United Airlines announced Tuesday that it will resume its "PetSafe" pet transport program later this summer with new restrictions on the types of pets it will transport in cargo after a series of animal-related incidents earlier this year prompted an internal review of policies and temporarily halted the program.

The Chicago-based airline said in a statement that it plans to resume operations of the PetSafe pet transport program later in the summer, though reservations will not be accepted for a number of brachycephalic, or short- or snub-nosed, dogs and cats, and strong-jawed dogs out of concern for health risks to the animals.

Several breeds that the ban applies to include the Boxer, English Bulldog, French Bulldog, Cavalier King Charles Spaniel and the Pug.

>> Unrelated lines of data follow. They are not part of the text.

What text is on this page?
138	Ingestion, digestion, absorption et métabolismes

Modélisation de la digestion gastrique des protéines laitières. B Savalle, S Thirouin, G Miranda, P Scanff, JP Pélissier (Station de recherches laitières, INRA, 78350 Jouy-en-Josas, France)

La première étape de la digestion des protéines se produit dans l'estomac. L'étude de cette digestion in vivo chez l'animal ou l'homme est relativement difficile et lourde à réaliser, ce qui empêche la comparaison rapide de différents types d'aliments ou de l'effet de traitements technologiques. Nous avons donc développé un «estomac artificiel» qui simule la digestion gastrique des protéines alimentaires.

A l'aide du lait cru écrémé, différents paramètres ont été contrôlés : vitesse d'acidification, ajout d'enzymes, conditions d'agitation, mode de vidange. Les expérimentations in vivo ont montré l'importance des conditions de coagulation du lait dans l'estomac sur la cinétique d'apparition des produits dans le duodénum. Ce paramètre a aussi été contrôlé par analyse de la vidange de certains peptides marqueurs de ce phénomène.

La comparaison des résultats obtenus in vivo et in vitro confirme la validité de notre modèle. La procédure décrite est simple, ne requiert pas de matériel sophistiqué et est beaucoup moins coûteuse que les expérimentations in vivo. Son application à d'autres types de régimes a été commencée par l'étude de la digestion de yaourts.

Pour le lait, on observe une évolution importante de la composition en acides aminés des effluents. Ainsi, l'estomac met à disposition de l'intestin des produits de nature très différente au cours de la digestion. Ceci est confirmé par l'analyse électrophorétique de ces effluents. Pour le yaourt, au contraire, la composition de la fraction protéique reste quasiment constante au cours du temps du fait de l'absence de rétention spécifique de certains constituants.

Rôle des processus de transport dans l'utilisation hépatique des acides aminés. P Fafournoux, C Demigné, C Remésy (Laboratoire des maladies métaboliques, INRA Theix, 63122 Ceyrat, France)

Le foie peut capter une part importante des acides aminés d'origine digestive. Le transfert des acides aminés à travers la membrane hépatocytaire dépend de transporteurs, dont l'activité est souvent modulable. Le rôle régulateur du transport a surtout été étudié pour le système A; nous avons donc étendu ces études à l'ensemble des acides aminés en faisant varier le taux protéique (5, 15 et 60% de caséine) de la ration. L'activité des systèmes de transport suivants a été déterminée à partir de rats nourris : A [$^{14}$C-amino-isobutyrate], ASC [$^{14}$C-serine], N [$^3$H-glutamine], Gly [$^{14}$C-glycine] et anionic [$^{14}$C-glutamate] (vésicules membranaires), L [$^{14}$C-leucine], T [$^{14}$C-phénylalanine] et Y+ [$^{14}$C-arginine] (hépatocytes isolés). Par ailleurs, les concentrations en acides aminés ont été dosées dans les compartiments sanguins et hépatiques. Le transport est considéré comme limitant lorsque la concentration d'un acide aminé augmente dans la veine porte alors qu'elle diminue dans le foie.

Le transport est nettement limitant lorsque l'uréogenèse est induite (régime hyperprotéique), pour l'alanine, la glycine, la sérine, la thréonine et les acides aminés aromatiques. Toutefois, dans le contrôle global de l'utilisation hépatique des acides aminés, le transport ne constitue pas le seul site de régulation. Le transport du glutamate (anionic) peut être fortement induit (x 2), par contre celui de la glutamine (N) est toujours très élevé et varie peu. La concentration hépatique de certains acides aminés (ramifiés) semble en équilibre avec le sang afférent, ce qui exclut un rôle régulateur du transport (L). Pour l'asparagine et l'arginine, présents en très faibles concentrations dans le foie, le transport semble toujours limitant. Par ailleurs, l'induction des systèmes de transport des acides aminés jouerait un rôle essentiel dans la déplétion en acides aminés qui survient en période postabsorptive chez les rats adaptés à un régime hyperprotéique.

The ban on these breeds in the company's pet transport program comes after a French Bulldog puppy died aboard a United flight in March.

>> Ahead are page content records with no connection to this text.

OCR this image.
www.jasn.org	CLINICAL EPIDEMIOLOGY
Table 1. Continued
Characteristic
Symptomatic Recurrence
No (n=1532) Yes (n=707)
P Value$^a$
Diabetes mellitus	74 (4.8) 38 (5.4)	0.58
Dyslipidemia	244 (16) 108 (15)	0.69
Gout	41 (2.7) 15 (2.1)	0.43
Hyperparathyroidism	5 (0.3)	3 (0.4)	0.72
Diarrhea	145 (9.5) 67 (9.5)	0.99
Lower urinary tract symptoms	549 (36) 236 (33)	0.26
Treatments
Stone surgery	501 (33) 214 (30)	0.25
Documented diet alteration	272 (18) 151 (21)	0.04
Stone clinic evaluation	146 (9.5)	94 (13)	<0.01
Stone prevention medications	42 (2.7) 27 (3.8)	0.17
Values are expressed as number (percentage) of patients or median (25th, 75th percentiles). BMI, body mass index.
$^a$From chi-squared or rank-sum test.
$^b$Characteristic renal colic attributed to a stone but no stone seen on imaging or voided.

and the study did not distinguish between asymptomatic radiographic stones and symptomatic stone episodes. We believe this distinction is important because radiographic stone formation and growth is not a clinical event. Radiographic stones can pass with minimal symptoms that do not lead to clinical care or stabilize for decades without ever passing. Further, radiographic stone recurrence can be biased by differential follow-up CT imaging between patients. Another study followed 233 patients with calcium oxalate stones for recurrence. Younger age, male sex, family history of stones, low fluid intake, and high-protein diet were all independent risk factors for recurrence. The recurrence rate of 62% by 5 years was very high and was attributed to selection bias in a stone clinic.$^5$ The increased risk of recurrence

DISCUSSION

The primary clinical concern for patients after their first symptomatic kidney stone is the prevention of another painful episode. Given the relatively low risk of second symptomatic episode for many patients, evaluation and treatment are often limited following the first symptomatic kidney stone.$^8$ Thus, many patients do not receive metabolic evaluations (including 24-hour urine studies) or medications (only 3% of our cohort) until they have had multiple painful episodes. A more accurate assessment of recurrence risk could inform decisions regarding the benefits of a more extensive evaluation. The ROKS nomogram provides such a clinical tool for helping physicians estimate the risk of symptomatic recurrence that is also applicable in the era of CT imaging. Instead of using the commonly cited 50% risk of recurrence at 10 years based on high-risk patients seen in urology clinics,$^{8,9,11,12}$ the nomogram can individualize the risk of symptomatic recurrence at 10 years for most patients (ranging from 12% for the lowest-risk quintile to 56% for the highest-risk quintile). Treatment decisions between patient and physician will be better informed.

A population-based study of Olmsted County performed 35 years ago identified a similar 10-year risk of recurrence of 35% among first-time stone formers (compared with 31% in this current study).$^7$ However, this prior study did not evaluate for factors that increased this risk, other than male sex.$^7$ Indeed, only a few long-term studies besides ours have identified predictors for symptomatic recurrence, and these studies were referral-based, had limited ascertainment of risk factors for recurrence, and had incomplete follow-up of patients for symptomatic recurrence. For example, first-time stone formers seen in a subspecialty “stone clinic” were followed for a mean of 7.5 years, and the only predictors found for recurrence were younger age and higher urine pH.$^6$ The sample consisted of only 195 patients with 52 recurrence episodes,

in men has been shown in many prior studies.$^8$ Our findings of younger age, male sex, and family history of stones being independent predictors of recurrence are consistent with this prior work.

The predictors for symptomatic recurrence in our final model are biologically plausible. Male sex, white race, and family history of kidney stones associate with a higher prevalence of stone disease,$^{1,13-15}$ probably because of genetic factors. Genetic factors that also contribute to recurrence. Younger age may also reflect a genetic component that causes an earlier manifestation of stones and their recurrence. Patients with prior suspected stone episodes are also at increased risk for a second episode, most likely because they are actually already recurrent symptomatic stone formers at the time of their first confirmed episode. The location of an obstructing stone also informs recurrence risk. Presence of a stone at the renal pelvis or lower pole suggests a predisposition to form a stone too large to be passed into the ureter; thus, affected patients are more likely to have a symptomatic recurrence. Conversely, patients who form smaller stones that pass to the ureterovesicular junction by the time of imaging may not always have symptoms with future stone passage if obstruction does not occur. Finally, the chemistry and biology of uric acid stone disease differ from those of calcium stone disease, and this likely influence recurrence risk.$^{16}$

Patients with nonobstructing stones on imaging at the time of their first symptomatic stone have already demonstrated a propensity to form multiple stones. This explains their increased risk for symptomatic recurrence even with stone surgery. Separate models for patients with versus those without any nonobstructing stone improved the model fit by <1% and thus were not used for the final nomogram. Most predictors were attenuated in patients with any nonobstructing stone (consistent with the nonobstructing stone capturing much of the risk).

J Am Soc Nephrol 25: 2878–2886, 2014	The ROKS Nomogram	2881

The French Bulldog is one of the snub-nosed breeds United will no longer transport via its PetSafe program.



According to the American Veterinary Medical Foundation, dogs with shorter snouts may have smaller-than-normal nostrils, softer-than-normal-palates or a narrowed trachea that can make it more difficult for the dog to breathe normally or cool off when playing, exercising or experiencing stress. These physical abnormalities can make some short-nosed dogs more vulnerable to changes in air quality and temperature in the cargo hold of a plane.

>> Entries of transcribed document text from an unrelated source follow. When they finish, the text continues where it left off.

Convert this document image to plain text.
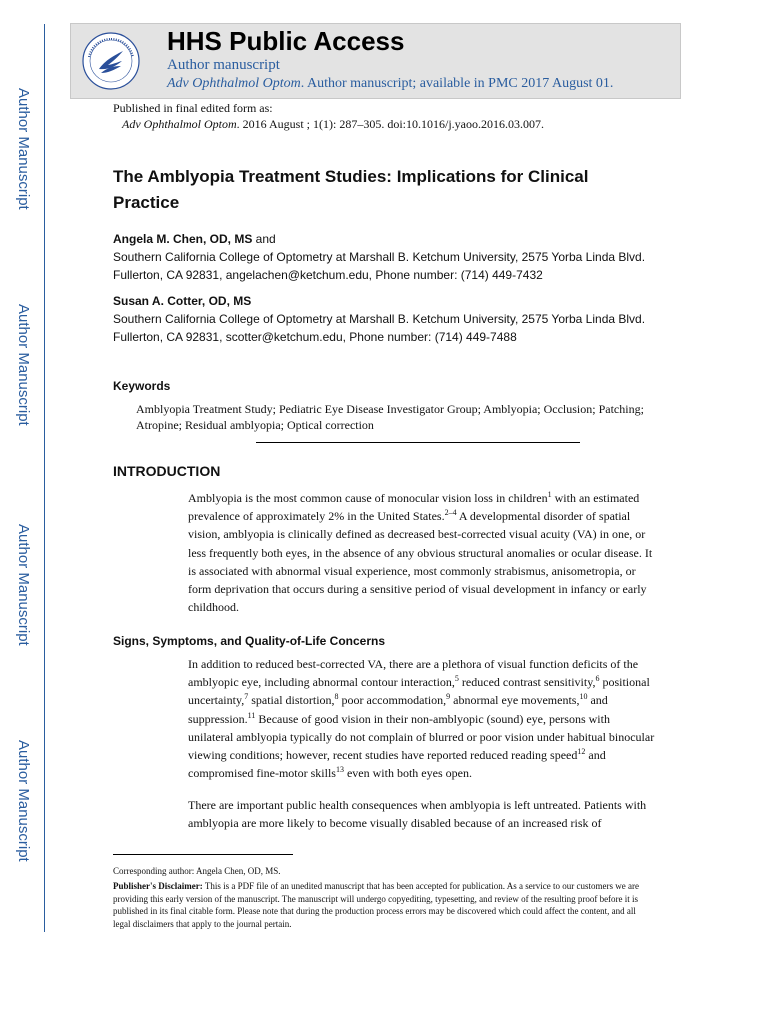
Author Manuscript
Author Manuscript
Author Manuscript
Author Manuscript
HHS Public Access
Author manuscript
Adv Ophthalmol Optom. Author manuscript; available in PMC 2017 August 01.
Published in final edited form as:
Adv Ophthalmol Optom. 2016 August ; 1(1): 287–305. doi:10.1016/j.yaoo.2016.03.007.
The Amblyopia Treatment Studies: Implications for Clinical Practice
Angela M. Chen, OD, MS and
Southern California College of Optometry at Marshall B. Ketchum University, 2575 Yorba Linda Blvd. Fullerton, CA 92831, angelachen@ketchum.edu, Phone number: (714) 449-7432
Susan A. Cotter, OD, MS
Southern California College of Optometry at Marshall B. Ketchum University, 2575 Yorba Linda Blvd. Fullerton, CA 92831, scotter@ketchum.edu, Phone number: (714) 449-7488
Keywords
Amblyopia Treatment Study; Pediatric Eye Disease Investigator Group; Amblyopia; Occlusion; Patching; Atropine; Residual amblyopia; Optical correction
INTRODUCTION
Amblyopia is the most common cause of monocular vision loss in children$^1$ with an estimated prevalence of approximately 2% in the United States.$^{2-4}$ A developmental disorder of spatial vision, amblyopia is clinically defined as decreased best-corrected visual acuity (VA) in one, or less frequently both eyes, in the absence of any obvious structural anomalies or ocular disease. It is associated with abnormal visual experience, most commonly strabismus, anisometropia, or form deprivation that occurs during a sensitive period of visual development in infancy or early childhood.
Signs, Symptoms, and Quality-of-Life Concerns
In addition to reduced best-corrected VA, there are a plethora of visual function deficits of the amblyopic eye, including abnormal contour interaction,$^5$ reduced contrast sensitivity,$^6$ positional uncertainty,$^7$ spatial distortion,$^8$ poor accommodation,$^9$ abnormal eye movements,$^{10}$ and suppression.$^{11}$ Because of good vision in their non-amblyopic (sound) eye, persons with unilateral amblyopia typically do not complain of blurred or poor vision under habitual binocular viewing conditions; however, recent studies have reported reduced reading speed$^{12}$ and compromised fine-motor skills$^{13}$ even with both eyes open.
There are important public health consequences when amblyopia is left untreated. Patients with amblyopia are more likely to become visually disabled because of an increased risk of
Corresponding author: Angela Chen, OD, MS.
Publisher's Disclaimer: This is a PDF file of an unedited manuscript that has been accepted for publication. As a service to our customers we are providing this early version of the manuscript. The manuscript will undergo copyediting, typesetting, and review of the resulting proof before it is published in its final citable form. Please note that during the production process errors may be discovered which could affect the content, and all legal disclaimers that apply to the journal pertain.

This is not to say that owners of snub-nosed dogs can never fly with their pet. The organization recommends taking several precautions to minimize the risks of airline travel for these breeds, including keeping pets at a healthy weight and acclimating the animal to its travel carrier to reduce stress.

United will also not accept reservations for PetSafe pet transport from airports in Las Vegas, Palm Springs, Phoenix and Tucson between May 1 and Sept. 30 due to hot temperatures.

The airline announced it will be working with American Humane, the country's first national humane organization, to improve the safety and well-being of the pets that it transports.

"American Humane has long been known and respected for setting the gold standard of animal welfare," said Jan Krems, United's vice president of cargo. "We look forward to a long-term collaboration and appreciate their expertise in helping us further improve our service on an ongoing and continual basis. As we continue our review process to ensure that we are always doing what's right, we are committed to making significant improvements in our program and adhering to the best practices of animal comfort, well-being and travel on behalf of our customers and their pets."